I do wish those companies luck in funding in the future via an unproven platform. Maybe they hope to recreate the success of their own early Kickstarters (particularly since totals for games seem to be shrinking year by year on KS itself), but I honestly can’t see this working out super well for anyone :-/
I see pledge levels from $50 to $10000… I see nothing about accredited investors in the about page. Where did you get the info?
Right now it seems like kickstarter but with pre-curation by the site.
Edit: Ah, I see now. So they have normal pledges plus the ability for investors to pledge real money through the site. And they combine towards the goal.
2nd edit: so this is my take. This is like a regular crowdfunding site with the added ability to get crowdfunded real investors in. I seriusly doubt the usefulness of getting real investors in through a website, versus going through typical investors rounds, but whatever.
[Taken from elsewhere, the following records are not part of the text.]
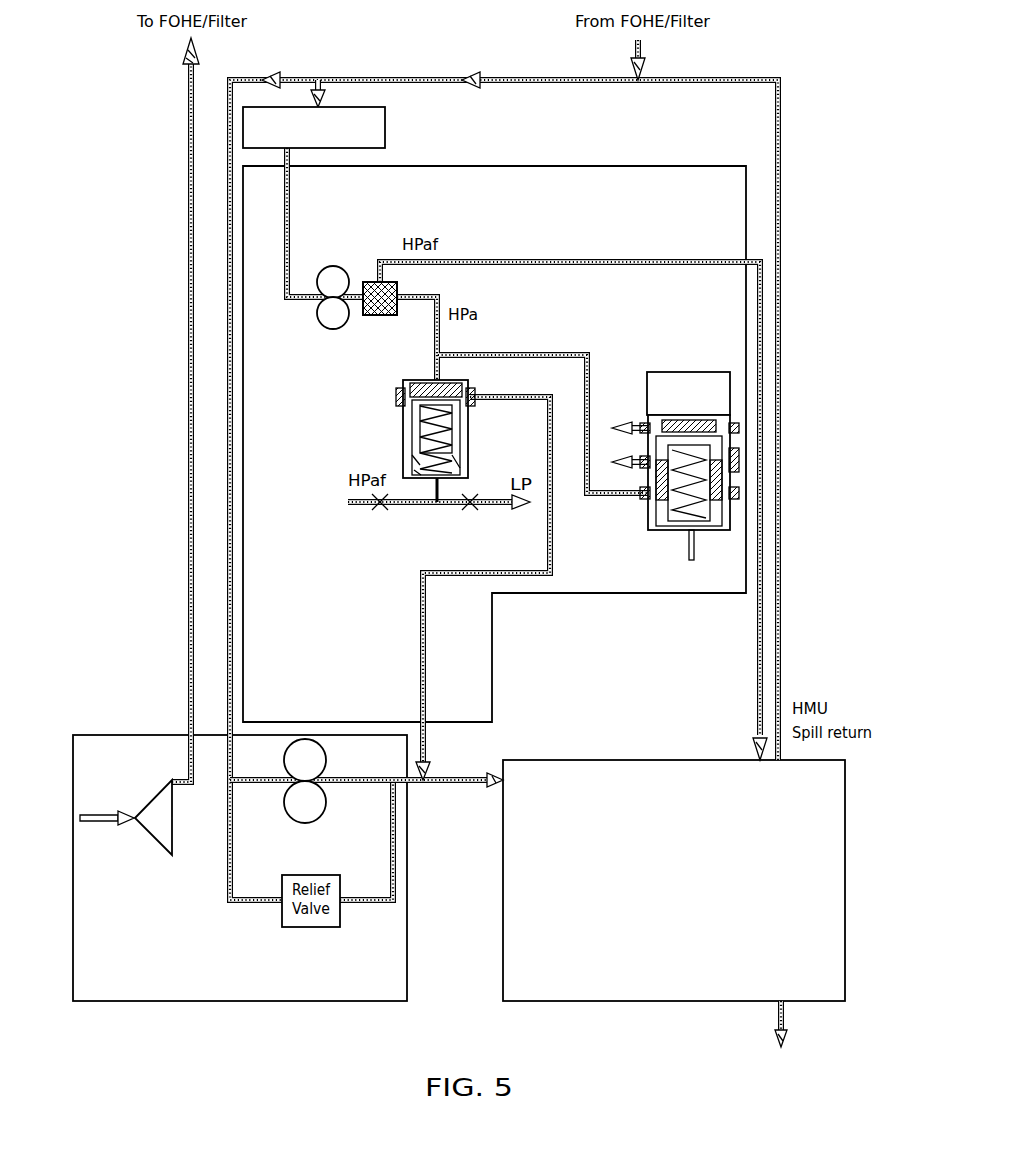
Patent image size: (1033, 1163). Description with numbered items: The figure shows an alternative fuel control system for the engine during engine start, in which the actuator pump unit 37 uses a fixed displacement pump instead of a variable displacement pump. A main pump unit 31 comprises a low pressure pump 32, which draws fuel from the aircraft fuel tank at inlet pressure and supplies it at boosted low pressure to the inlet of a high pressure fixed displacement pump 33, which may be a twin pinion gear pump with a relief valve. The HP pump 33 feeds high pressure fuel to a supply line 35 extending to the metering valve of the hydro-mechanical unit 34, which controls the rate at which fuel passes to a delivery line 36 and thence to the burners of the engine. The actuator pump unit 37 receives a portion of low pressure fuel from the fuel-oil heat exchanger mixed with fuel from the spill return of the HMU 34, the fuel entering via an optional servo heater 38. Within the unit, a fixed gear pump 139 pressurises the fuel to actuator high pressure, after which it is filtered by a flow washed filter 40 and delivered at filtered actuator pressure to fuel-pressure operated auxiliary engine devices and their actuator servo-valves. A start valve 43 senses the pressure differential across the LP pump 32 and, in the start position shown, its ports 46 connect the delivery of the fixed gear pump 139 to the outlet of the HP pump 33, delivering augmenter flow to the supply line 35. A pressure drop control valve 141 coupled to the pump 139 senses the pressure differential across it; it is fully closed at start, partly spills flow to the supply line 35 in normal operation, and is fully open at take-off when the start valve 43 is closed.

The main pump unit 31 is at (127, 736).
The low pressure (LP) pump 32 is at (172, 840).
The high pressure (HP) fixed displacement pump 33 is at (325, 815).
The hydro-mechanical unit (HMU) 34 is at (601, 753).
The supply line 35 is at (432, 778).
The delivery line 36 is at (772, 1015).
The actuator pump unit 37 is at (658, 167).
The servo heater 38 is at (386, 115).
The fixed gear pump 139 is at (333, 266).
The flow washed filter 40 is at (386, 315).
The pressure drop control valve (PDCV) 141 is at (403, 435).
The start valve 43 is at (698, 372).
The ports 46 is at (640, 470).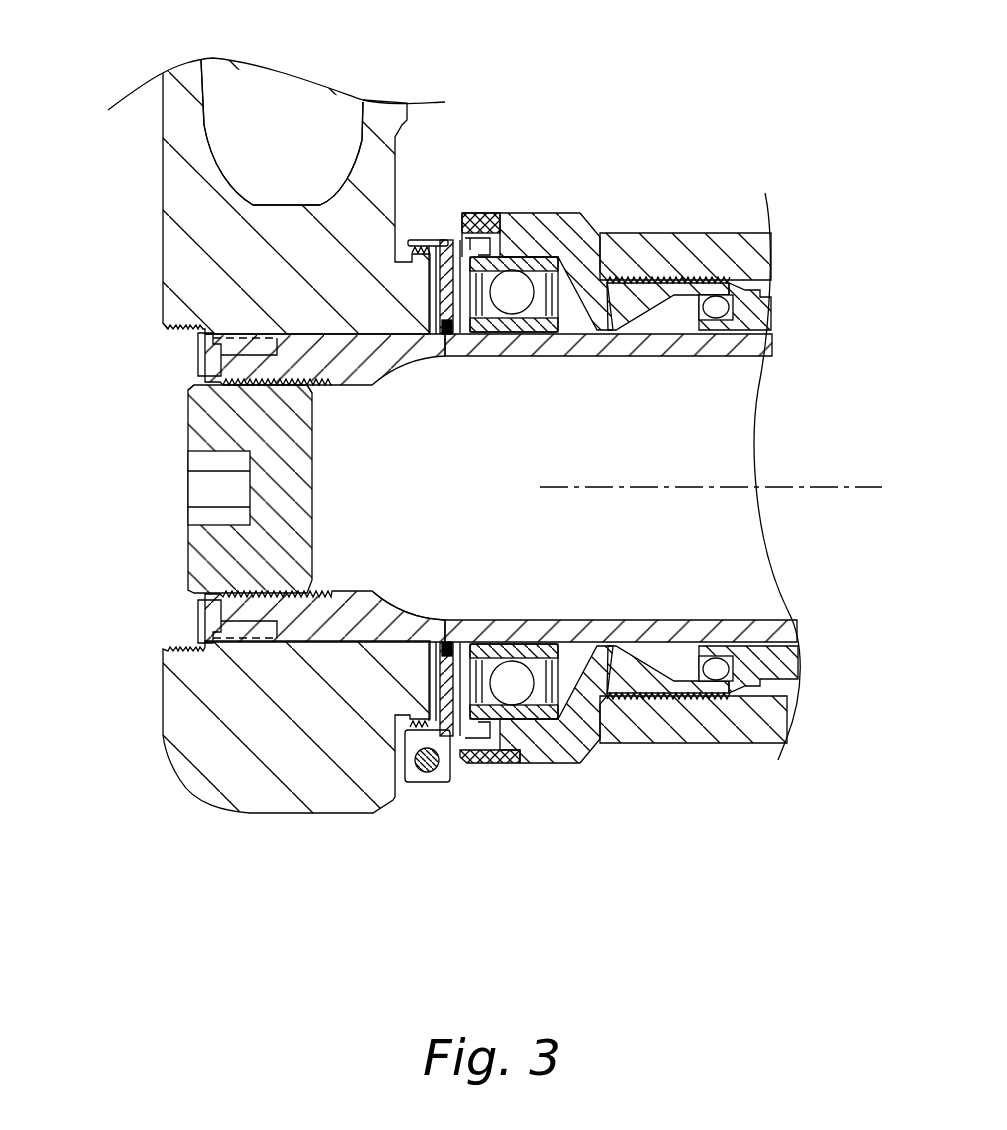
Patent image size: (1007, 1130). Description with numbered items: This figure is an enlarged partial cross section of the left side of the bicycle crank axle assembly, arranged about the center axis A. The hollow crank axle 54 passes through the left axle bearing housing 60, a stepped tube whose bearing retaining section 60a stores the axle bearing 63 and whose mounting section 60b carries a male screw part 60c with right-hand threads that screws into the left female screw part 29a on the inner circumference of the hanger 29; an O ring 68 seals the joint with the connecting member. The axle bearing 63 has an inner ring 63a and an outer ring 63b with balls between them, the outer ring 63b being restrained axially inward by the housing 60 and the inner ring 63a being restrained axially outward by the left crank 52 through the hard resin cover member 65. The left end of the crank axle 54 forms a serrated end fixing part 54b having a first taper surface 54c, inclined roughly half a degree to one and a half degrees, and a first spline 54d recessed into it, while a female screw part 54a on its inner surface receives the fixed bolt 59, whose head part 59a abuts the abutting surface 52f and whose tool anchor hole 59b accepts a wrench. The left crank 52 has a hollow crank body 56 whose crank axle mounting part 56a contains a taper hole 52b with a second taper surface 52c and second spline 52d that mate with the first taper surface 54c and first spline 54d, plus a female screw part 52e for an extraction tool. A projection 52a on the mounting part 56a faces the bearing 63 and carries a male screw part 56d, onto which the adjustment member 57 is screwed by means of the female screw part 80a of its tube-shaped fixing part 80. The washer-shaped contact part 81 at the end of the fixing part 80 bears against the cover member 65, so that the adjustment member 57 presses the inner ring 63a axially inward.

The hanger 29 is at (770, 746).
The left female screw part 29a is at (700, 692).
The left crank 52 is at (431, 122).
The projection 52a is at (333, 200).
The taper hole 52b is at (305, 386).
The second taper surface 52c is at (313, 384).
The second spline 52d is at (184, 352).
The female screw part 52e is at (178, 337).
The abutting surface 52f is at (204, 628).
The crank axle 54 is at (413, 658).
The female screw part 54a is at (324, 390).
The end fixing part 54b is at (290, 328).
The first taper surface 54c is at (340, 660).
The first spline 54d is at (168, 650).
The left crank body 56 is at (411, 197).
The crank axle mounting part 56a is at (238, 790).
The male screw part 56d is at (393, 787).
The adjustment member 57 is at (432, 791).
The fixed bolt 59 is at (177, 566).
The head part 59a is at (192, 344).
The tool anchor hole 59b is at (215, 462).
The left axle bearing housing 60 is at (559, 196).
The bearing retaining section 60a is at (490, 748).
The mounting section 60b is at (637, 680).
The male screw part 60c is at (663, 272).
The axle bearing 63 is at (544, 242).
The inner ring 63a is at (552, 720).
The outer ring 63b is at (545, 705).
The cover member 65 is at (445, 300).
The O ring 68 is at (714, 657).
The tube-shaped fixing part 80 is at (450, 318).
The female screw part 80a is at (400, 713).
The contact part 81 is at (468, 252).
The center axis A is at (784, 487).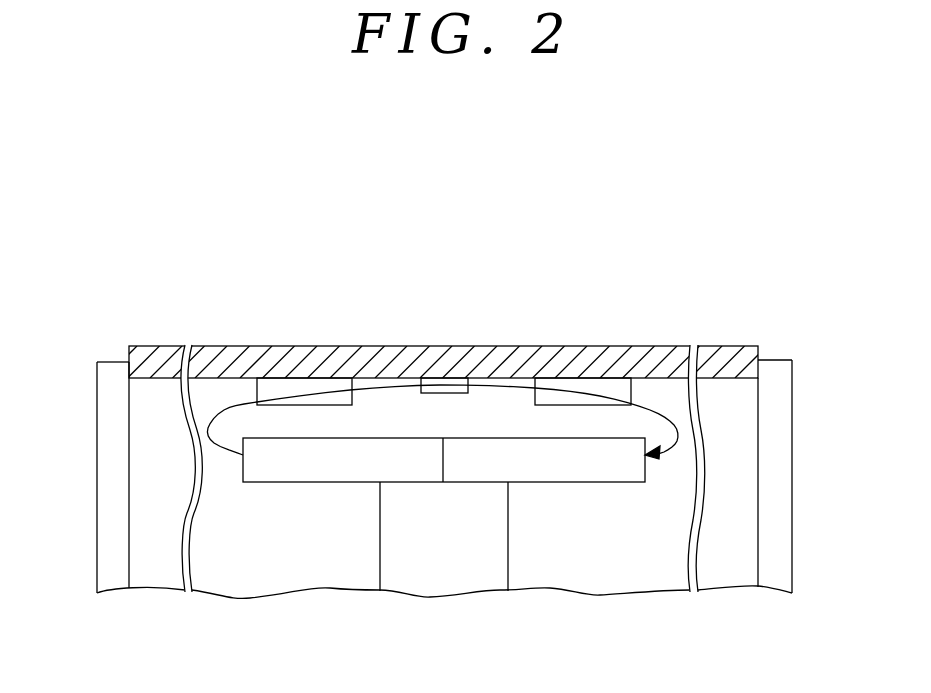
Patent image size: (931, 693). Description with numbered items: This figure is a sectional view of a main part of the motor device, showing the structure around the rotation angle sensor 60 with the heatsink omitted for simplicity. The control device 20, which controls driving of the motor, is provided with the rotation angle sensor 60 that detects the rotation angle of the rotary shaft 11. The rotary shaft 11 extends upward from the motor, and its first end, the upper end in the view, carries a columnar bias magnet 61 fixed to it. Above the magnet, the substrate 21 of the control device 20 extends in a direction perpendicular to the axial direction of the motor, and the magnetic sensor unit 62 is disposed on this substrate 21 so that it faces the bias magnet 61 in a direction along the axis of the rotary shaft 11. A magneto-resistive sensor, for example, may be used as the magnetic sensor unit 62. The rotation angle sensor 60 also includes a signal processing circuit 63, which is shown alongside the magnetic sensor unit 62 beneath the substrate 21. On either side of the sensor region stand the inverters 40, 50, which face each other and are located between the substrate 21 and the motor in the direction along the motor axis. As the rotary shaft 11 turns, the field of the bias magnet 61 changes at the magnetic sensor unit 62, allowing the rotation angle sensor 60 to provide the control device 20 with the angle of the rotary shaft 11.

Certainly the fact that a game with not enough regular backer support can suddenly “make” it with the help of private investment raises my alarm bells (investments do not pay a fee, so the not that uncommon practice of pledging to your own kickstarter becomes even easier, since you don’t lose any money in the transaction). This seems like legislative hell, honestly. Also, probably will have trouble opening to international investors (not that big of a deal).
Now, what I find interesting is the existence of a gaming-specific, curated crowfunding site aiming at a low volume of projects (2 per month) should they attain enough users, this could make this arrangement easier to sustain than Kickstarter). It will raise ethical questions should the founders present games of their own studios through the platform (in detriment of other games that don’t therefore pass curation).
This is pretty ridiculous. If I have millions in assets, and I want to invest in video game development, I am going to go to a legitimate investment group who can work with me to identify developers with projects I want to invest in, then insure that my investment at least buys me a specified stake in the company with all associated rights and returns. This is basically game companies looking for angel investors willing to shell out thousands of dollars to be associated with their project with no real expectation that there will ever be return on the investment.
This stuff is complicated, and it’s one more reminder that the game industry sits in a huge web of other factors and influences, many of which are hard to predict or understand. The development of Regulation A+ offerings meant that this day was coming one way or another; there’s no putting the genie back in the bottle. And as far as a first entrant into this process goes, Fig seems alright. I like the service’s focused design, and I think that a curated platform is a good test bed for this stuff. But I also know that a lot can go wrong when new ground is broken. And now that Fig’s gone live, I have to imagine that other services will be rushing to offer similar services.